A rise in COVID-19 cases has prompted another round of business restrictions in most California counties, including those in the San Joaquin Valley.
Governor Gavin Newsom announced today that 29 counties would be rolling back into the purple, most restrictive tier of the state’s Blueprint for a Safer Economy, including Fresno, Kern, Kings, and Merced Counties, which had been in the red tier for weeks.
Madera and Tulare Counties remain in the purple tier, where they have ranked since the governor announced the blueprint system, whereas Mariposa County is one of only two California counties to qualify for the yellow, least restrictive tier.
This newest rollback brings the tally to 41 counties currently in the purple tier, which together account for more than 94 percent of the state’s population.
For those counties not already in the purple tier, the rollback means that as of tomorrow, many sectors including restaurants, gyms, and places of worship will need to close all indoor operations, while others may need to reduce their maximum indoor capacity. Schools that have already opened in person may stay open, but all others will need to remain closed until their county has brought its case numbers down enough to spend at least two weeks in the red tier.
“We are sounding the alarm,” Newsom said during a press call. “California is experiencing the fastest increase in cases we have seen yet, faster than what we experienced at the outset of the pandemic or even this summer. The spread of COVID-19, if left unchecked, could quickly overwhelm our health care system and lead to catastrophic outcomes.”
The governor also mandated that face coverings be worn at all times when outside the home, —even outdoors—except for some situations including working alone in an office or driving, and suggested that a curfew could be imminent.

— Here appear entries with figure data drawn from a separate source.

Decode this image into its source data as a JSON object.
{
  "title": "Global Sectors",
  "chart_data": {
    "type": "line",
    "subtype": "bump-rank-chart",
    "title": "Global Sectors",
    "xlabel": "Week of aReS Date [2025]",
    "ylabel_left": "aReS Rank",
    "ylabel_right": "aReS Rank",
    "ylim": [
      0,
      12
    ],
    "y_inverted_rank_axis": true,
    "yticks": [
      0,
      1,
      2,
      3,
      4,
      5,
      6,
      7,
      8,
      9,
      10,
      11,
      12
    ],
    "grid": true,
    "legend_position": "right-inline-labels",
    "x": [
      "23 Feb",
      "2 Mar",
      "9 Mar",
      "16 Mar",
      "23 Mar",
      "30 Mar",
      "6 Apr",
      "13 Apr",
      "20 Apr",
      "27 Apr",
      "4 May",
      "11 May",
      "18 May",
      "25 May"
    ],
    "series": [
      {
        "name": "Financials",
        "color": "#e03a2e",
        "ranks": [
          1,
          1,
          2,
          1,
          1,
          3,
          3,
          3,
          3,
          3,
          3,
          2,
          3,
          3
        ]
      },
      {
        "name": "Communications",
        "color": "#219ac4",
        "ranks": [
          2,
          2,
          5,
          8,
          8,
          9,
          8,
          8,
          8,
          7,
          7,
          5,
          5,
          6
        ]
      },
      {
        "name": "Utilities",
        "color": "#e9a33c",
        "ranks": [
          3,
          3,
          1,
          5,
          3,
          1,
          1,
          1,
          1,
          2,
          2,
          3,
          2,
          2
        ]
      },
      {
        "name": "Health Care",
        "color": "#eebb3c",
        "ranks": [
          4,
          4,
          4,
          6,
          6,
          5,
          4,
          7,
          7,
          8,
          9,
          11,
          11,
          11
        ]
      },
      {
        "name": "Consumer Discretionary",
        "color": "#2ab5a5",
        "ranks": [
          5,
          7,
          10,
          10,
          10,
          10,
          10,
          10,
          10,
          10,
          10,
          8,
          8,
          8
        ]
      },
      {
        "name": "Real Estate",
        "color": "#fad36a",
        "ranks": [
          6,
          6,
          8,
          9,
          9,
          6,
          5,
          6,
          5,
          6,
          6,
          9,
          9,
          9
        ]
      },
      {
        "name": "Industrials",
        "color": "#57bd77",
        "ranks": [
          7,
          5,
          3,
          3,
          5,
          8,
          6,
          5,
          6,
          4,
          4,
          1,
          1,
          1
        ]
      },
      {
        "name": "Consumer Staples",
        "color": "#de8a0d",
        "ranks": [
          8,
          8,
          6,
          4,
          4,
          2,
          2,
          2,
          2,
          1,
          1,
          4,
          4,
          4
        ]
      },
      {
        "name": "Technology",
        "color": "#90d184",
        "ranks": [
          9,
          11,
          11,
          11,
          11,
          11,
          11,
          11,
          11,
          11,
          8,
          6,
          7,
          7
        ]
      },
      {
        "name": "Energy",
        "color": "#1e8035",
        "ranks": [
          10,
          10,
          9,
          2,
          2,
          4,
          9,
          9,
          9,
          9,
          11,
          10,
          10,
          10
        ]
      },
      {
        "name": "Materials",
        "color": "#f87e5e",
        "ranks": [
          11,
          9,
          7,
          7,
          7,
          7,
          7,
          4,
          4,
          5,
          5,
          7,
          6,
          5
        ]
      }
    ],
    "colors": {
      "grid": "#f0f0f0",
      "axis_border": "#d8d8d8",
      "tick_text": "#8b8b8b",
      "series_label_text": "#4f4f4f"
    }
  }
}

As of today, 115,540 residents of a 7-county area of the San Joaquin Valley and foothills have tested positive for COVID-19, and 1,529 have died. A total of 454 are currently being cared for in hospitals and intensive care units, representing a 30 percent increase in COVID-related hospitalizations in just one week.
In the last seven days, more than 550 people on average have tested positive for the virus every day, a total not reached in this area since early September.